Valor econômico, v.19, n.4670, 17/01/2019. Brasil, p. A2

 

Bolsonaro defende Mercosul enxuto e com flexibilidade para novos acordos 

Daniel Rittner 

Fabio Murakawa 

Carla Araújo 

17/01/2019

 

 

O presidente Jair Bolsonaro defendeu ontem um Mercosul "enxuto" e com mais "flexibilidade" nas negociações comerciais que forem lançadas pelo bloco.

A ideia, conforme explicaram fontes do governo brasileiro após a declaração feita ao lado do colega argentino, Mauricio Macri, é iniciar um pente-fino nas instituições e nos fóruns regionais criados em governos anteriores.

O Parlasul, o Fundo para a Convergência Estrutural do Mercosul (Focem), o Instituto Social e o Instituto de Políticas Públicas em Direitos Humanos foram algumas das invenções do bloco da virada do século para cá. Com sua declaração ontem, o presidente indicou que está comprometido com a preservação e o fortalecimento do bloco, mas sem tantos "penduricalhos". Seria, na definição de auxiliares, a volta para o Mercosul original e focado em comércio.

No caso das negociações comerciais, a intenção é dar mais liberdade aos sócios para assinar acordos bilaterais. No entanto, isso está sendo cogitado apenas para novas tratativas, como uma eventual negociação com os Estados Unidos. Discussões em andamento serão mantidas do jeito que estão, ou seja, os países do bloco continuarão negociando de forma conjunta.

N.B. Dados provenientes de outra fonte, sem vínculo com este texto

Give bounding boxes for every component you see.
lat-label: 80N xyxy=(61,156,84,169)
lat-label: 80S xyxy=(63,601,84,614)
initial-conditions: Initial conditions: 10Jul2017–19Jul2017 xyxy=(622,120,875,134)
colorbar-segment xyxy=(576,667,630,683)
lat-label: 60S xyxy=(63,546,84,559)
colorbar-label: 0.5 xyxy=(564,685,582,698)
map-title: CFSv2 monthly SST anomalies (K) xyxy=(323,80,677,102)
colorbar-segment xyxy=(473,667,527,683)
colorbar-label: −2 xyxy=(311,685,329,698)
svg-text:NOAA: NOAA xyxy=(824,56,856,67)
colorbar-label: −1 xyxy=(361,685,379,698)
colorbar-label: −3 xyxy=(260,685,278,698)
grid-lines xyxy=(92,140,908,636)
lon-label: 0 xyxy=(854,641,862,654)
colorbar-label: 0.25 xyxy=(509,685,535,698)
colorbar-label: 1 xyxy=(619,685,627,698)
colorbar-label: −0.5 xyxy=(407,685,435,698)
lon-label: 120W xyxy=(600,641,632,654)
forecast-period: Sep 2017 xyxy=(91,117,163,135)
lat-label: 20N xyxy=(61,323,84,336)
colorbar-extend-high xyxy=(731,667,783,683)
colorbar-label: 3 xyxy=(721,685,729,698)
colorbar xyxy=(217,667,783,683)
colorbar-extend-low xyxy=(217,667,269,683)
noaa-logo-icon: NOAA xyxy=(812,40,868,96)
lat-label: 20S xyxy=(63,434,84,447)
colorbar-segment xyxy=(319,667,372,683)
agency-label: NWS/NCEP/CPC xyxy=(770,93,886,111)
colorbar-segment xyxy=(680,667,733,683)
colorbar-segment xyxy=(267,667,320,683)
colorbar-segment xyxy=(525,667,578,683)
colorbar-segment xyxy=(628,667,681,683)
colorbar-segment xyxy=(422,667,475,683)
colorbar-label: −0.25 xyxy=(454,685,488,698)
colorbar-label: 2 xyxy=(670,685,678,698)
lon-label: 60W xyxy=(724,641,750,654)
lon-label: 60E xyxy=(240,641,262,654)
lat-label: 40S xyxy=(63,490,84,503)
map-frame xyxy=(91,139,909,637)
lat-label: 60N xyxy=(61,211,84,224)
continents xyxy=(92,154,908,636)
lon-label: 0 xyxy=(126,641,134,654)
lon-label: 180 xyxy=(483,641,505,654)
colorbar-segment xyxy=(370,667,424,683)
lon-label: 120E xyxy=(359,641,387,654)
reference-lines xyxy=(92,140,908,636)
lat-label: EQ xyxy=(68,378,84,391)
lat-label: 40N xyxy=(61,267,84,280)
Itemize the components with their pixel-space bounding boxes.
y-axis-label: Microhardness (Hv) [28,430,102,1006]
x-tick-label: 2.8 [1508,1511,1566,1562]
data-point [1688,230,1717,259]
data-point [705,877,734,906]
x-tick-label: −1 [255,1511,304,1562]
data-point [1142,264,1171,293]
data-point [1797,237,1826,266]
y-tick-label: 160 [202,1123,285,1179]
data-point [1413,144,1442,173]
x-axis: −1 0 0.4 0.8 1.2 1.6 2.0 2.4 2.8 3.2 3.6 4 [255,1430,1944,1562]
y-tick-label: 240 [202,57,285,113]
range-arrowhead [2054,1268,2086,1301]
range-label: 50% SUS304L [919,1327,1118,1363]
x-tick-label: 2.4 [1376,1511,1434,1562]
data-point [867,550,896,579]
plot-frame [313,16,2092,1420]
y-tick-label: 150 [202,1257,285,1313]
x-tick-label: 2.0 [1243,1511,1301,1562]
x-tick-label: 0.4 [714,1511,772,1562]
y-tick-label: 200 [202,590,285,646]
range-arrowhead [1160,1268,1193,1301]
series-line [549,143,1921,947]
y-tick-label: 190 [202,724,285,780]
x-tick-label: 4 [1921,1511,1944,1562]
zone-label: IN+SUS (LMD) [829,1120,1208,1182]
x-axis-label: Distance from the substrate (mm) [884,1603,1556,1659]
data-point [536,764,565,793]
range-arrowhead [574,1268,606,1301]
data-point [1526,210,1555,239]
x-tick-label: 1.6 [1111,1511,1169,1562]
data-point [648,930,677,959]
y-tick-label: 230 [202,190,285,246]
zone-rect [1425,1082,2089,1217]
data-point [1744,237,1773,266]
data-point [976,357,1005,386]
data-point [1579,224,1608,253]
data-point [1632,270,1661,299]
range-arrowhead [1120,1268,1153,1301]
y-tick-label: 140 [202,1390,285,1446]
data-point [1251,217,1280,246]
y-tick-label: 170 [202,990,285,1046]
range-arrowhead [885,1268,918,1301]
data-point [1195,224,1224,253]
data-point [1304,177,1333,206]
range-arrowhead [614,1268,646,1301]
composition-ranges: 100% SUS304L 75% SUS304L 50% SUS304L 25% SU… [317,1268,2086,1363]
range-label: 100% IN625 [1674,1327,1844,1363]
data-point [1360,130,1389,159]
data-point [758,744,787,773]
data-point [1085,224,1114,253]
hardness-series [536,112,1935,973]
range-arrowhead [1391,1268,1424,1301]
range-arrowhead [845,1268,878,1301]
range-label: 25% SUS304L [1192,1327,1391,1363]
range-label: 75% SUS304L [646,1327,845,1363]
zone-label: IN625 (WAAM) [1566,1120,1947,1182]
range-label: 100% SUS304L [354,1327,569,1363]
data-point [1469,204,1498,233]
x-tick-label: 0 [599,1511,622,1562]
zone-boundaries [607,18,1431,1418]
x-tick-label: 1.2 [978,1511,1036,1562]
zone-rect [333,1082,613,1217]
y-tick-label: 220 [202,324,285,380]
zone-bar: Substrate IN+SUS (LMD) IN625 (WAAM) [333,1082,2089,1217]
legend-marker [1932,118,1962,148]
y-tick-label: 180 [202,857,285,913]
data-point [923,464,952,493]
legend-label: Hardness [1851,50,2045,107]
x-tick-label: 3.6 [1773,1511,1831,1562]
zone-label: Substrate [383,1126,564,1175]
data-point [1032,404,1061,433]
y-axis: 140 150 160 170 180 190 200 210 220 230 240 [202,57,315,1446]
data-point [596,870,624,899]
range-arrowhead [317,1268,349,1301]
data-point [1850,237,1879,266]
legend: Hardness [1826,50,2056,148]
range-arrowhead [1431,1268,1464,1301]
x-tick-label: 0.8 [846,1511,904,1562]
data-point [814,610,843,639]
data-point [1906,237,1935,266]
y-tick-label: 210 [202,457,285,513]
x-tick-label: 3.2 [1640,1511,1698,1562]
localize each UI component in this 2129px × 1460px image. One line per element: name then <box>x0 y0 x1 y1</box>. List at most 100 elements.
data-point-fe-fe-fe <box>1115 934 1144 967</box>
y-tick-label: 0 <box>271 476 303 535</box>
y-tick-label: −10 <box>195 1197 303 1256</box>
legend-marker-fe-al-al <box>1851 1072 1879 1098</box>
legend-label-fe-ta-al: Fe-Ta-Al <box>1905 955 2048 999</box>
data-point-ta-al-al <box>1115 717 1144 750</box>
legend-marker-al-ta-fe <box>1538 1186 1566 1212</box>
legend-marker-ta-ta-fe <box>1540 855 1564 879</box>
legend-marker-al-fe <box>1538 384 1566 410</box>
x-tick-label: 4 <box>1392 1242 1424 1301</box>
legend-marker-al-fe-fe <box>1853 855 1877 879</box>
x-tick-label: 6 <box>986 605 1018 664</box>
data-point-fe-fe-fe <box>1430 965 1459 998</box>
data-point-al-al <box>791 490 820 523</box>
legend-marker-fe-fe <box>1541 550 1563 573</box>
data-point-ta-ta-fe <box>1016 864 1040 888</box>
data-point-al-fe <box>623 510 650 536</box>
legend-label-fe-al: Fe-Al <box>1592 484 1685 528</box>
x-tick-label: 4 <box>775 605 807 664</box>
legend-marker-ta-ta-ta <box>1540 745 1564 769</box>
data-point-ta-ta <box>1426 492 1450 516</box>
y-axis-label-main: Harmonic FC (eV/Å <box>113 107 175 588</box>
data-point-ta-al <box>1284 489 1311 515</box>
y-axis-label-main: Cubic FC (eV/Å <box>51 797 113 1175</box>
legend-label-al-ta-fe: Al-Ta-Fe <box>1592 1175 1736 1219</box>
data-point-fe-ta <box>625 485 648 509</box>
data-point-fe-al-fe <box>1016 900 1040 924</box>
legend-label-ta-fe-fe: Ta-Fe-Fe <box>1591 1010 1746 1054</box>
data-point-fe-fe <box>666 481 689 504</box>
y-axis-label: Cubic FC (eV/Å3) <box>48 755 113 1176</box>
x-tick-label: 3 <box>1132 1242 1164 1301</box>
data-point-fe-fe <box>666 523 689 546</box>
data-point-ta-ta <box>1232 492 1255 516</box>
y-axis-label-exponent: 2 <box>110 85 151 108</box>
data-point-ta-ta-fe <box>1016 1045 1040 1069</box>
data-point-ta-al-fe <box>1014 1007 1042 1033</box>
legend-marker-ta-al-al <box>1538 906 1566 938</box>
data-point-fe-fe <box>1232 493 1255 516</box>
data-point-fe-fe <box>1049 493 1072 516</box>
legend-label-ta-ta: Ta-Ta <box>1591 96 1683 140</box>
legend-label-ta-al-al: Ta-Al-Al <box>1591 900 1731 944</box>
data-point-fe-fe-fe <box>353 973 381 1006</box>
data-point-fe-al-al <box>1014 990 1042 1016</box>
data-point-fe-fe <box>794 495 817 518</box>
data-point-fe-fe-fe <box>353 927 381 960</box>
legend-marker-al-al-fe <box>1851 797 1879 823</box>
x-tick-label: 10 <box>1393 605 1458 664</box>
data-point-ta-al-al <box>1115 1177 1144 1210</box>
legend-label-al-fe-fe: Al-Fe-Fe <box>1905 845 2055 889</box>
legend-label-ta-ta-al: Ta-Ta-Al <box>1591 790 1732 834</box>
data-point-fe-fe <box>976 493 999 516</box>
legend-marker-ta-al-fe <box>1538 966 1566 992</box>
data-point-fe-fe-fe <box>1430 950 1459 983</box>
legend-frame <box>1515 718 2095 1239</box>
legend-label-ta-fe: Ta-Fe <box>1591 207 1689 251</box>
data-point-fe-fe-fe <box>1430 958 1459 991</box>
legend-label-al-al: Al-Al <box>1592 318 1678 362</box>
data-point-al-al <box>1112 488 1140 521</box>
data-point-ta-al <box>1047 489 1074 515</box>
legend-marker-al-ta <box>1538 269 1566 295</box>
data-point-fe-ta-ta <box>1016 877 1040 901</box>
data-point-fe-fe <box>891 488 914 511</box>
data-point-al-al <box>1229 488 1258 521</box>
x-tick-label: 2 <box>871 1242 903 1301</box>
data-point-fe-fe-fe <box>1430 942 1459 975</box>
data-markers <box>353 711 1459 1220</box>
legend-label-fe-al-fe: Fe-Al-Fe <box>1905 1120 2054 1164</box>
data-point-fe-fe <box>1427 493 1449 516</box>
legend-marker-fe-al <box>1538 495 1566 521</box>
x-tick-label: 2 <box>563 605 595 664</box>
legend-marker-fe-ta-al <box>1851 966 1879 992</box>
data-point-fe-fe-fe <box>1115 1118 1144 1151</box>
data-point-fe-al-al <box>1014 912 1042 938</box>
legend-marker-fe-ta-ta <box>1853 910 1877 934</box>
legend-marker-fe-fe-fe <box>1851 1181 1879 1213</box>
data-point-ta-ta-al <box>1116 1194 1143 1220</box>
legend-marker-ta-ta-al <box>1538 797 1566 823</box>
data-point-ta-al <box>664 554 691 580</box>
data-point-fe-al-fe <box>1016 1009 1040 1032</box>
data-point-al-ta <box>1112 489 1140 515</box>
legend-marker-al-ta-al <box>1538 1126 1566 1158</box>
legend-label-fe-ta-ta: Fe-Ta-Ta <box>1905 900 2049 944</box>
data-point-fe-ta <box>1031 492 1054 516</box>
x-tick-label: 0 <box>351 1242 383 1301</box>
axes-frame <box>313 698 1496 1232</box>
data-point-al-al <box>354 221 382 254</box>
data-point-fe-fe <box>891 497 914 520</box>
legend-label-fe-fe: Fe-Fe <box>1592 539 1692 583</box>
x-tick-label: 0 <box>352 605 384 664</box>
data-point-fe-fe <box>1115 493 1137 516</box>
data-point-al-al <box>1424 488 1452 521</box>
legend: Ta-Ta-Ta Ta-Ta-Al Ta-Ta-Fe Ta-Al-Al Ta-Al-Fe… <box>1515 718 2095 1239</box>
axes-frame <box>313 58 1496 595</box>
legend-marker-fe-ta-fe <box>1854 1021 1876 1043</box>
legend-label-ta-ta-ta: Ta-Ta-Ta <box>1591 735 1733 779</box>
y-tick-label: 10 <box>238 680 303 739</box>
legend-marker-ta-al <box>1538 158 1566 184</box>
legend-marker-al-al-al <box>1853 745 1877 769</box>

É o caso das discussões com a União Europeia, com o EFTA (Noruega, Suíça, Islândia e Liechtenstein), Canadá, Cingapura e Coreia. Se novas frentes forem abertas, só então haveria flexibilidade para cada país determinar qual prazos e grau de abrangência adotaria.

Na semana que vem, durante o Fórum Econômico Mundial, em Davos, representantes do Brasil e da Argentina devem ter conversas informais com a UE e verificar a possibilidade de novas rodadas negociadoras no primeiro trimestre. A comissária europeia de Comércio, Cecilia Malmström, estará nos Alpes suíços e tratará do assunto com ministros do Mercosul.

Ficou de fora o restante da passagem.